Kennedy era una molestia para los planes del establishment de Bilderberg. El fracasado asalto a Bahía Cochinos, organizado por la CIA y apoyado por los propietarios de los principales medios de comunicación norteamericanos, bilderbergs al mismo tiempo, había puesto en ridículo al presidente. Por ello, lo primero que hizo fue destituir a Allen Dulles, el todopoderoso director de la Agencia Central de Inteligencia que velaba por que las conferencias Bilderberg se celebrasen sin que la prensa los molestara. Qué extraño resulta que luego fuera recuperado como miembro de la Comisión Warren y que diese carpetazo al asunto culpando a Oswald, quien dos días después fue asesinado por Jack Ruby.
A Kennedy le sustituyó el masón Lyndon B. Johnson, a las órdenes del club.
Y eso es Bilderberg. Eso es el poder. Quien tiene el poder tiene la capacidad de crear mundos imaginarios a través de todos los instrumentos de comunicación que controla: las palabras, los periódicos, la televisión, el cine, los actores famosos que trabajan en sus productoras, los diseñadores de ropa de cuyas marcas son los dueños.
Si usted pregunta, más aún, si usted piensa se convierte en un teórico de la conspiración. Si no quiere que lo insulten de ese modo, sea una niña o un niño bueno y crea todo lo que nosotros, los mentirosos habituales, le contamos sobre el mundo. Siga creyéndonos a pesar de las mentiras que les hemos relatado sobre el golpe de Estado de Pinochet, la contra de Irán, las armas de destrucción masiva de Saddam Hussein, el calentamiento global provocado por el hombre, las pandemias de gripe A y de ébola, Obama, las «primaveras árabes». Y ahora, Donald Trump.
Siga creyendo en nosotros y en nuestra suma inteligencia para poner caos donde antes había orden. Claro, ¿de qué se extraña? ¡Ah! Aún no se había dado cuenta de que la clave del Nuevo Orden Mundial es ser el nuevo caos global.

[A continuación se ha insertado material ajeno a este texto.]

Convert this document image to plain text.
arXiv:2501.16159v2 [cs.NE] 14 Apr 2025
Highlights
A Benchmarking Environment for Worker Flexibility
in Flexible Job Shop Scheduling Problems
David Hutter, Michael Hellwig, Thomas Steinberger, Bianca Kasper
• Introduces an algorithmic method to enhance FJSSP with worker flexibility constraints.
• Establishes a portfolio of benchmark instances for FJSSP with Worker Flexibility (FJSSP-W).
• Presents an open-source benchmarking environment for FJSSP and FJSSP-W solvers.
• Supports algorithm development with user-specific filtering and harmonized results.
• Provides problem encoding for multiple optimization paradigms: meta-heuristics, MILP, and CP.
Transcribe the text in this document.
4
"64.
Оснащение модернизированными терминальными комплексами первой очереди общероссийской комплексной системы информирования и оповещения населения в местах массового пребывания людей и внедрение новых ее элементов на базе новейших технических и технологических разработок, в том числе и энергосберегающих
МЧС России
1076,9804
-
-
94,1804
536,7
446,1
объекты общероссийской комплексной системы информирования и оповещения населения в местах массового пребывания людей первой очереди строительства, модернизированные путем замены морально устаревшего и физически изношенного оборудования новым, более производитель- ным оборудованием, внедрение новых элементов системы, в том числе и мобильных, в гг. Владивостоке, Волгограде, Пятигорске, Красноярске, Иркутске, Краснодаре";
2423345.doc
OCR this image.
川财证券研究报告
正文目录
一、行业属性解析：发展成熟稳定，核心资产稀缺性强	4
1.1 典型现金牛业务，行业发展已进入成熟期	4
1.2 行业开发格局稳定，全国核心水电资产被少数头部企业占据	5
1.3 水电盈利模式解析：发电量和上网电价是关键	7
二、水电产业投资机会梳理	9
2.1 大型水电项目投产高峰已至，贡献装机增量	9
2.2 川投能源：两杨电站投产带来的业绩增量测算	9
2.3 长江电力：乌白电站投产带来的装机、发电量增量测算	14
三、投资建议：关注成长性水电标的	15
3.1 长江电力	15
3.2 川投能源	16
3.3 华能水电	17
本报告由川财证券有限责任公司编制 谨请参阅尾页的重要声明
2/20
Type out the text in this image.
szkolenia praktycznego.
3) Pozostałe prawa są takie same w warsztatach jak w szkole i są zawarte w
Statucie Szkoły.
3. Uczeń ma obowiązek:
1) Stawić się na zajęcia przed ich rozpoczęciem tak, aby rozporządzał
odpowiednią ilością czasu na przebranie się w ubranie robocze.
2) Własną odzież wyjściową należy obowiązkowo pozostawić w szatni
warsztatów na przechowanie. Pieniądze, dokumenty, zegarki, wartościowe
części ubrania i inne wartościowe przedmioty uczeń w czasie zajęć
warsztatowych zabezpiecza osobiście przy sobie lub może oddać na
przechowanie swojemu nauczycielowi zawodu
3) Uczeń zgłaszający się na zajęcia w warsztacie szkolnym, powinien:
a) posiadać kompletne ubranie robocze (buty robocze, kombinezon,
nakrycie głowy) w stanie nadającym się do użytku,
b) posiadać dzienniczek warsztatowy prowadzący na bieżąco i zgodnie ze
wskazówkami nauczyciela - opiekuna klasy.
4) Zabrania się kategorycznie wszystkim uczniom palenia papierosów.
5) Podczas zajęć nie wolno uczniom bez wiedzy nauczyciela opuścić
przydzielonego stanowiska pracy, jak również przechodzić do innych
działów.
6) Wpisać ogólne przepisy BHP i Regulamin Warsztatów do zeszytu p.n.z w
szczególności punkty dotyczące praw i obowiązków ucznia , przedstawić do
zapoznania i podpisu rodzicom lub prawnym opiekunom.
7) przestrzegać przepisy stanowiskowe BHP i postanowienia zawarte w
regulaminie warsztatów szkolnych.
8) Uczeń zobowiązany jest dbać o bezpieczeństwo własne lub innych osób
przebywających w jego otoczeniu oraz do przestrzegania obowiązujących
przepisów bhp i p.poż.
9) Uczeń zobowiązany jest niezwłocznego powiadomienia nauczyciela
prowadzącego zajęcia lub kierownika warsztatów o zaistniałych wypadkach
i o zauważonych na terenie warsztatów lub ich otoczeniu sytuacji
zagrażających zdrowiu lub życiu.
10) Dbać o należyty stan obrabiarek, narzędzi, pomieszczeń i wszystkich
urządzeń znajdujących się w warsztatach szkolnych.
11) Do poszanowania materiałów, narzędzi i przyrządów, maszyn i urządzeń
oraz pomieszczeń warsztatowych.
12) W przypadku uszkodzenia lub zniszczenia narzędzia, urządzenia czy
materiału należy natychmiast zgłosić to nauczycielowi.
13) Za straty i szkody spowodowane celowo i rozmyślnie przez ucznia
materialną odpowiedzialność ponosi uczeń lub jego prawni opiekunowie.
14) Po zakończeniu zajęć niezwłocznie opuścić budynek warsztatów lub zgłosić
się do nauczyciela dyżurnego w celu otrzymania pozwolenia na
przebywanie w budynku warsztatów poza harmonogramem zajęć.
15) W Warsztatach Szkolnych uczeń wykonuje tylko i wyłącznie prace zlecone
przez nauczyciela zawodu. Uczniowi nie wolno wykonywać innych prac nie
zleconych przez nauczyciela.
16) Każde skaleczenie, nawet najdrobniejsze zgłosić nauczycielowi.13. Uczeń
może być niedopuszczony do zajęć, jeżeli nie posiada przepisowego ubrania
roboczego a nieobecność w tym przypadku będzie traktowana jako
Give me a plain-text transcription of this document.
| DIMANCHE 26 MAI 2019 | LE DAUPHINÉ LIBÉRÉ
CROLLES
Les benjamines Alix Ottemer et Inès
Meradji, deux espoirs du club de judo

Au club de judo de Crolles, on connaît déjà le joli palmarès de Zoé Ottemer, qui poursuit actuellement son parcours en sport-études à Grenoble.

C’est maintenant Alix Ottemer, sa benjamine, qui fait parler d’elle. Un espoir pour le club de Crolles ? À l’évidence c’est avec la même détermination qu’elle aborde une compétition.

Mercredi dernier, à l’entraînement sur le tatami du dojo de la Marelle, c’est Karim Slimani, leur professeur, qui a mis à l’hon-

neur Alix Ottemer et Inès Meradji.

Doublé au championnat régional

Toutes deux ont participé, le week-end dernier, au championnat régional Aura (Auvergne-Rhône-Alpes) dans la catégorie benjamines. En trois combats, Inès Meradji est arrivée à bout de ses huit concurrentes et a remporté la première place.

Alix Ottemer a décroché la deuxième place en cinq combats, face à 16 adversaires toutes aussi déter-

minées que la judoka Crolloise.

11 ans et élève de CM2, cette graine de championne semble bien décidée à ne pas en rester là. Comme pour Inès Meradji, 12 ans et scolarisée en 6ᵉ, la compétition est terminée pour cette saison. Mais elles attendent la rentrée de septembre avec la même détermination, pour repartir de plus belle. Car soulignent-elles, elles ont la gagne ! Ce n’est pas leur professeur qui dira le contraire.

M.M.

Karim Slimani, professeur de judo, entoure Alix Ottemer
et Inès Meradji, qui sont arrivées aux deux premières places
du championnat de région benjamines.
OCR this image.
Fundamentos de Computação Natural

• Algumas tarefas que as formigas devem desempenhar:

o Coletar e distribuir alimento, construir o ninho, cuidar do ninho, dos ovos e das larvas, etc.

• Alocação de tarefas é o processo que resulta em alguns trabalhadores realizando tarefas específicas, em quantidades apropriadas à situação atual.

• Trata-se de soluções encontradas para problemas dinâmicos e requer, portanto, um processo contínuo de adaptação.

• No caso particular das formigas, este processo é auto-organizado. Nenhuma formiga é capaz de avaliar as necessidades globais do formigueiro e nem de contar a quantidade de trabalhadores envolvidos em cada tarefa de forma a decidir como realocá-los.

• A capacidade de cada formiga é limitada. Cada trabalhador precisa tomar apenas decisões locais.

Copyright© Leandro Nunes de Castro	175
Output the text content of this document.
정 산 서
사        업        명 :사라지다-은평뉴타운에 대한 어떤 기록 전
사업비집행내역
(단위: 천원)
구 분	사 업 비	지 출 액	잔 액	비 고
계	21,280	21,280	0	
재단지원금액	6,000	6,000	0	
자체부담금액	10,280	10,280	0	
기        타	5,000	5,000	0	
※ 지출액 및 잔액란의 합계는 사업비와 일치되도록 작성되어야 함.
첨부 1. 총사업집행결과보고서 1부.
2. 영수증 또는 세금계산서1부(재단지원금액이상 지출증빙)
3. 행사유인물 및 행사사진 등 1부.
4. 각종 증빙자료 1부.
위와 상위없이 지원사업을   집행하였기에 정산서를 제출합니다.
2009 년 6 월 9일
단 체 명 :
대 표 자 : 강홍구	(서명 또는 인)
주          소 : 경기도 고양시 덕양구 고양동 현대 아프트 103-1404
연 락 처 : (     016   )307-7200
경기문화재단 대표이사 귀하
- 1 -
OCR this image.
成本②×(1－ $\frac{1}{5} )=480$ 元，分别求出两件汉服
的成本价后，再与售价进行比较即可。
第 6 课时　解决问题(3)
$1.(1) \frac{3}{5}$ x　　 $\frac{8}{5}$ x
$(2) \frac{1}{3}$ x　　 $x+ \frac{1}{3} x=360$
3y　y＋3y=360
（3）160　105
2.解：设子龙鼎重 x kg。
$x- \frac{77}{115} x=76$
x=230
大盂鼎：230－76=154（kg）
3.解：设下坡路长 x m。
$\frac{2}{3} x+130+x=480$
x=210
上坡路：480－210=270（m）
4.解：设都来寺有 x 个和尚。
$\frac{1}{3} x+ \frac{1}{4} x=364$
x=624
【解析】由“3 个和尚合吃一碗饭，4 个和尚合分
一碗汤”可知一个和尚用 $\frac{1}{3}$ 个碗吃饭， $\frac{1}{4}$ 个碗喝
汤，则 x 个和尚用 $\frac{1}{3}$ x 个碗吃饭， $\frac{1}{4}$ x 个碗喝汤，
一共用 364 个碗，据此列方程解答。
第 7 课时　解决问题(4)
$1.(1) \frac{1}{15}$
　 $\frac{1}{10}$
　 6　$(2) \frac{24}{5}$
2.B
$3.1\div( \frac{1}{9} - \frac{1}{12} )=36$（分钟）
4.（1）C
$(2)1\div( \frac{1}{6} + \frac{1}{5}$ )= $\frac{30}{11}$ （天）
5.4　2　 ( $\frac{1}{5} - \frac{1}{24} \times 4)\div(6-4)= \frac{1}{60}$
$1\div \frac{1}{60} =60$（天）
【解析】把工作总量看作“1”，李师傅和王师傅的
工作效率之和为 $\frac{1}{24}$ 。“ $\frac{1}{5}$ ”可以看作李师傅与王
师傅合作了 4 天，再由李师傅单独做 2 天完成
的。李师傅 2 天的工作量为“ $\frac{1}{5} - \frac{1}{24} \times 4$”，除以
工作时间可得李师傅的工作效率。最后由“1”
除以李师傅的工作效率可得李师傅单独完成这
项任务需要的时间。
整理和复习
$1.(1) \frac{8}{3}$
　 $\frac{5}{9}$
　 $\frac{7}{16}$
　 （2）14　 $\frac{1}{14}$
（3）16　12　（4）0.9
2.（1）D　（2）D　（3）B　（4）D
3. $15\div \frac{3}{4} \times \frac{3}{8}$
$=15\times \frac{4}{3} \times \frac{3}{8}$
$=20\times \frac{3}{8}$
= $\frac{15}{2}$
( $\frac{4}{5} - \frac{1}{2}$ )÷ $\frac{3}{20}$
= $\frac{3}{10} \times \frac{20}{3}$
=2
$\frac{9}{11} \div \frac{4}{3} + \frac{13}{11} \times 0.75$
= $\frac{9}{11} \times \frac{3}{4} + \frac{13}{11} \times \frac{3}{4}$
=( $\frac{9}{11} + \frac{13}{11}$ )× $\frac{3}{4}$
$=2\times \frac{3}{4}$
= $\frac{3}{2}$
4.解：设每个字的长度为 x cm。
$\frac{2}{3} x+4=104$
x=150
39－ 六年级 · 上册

¿Qué arte mágico provoca que sean calificados de conspiranoicos quienes piensan que aquellos que ya han mentido antes pueden volver a mentir? Los conspiranoicos son aquellos que temen al pueblo y que por ese temor inventan palabras. Los conspiranoicos son aquellos que han mantenido el poder en sus manos desde la Segunda Guerra Mundial y que, para no perderlo, han inventado un mundo que no existe, una irrealidad, una ficción que se les ha vuelto contra ellos. ¿Donald Trump?
Pero los amos del mundo siguen al acecho, convencidos de que lo están haciendo estupendamente. Y de ahí deriva su gran peligro. Los bilderbergs son peligrosos porque creen que están sirviendo a dios. Lo que significa dios para ellos es un misterio.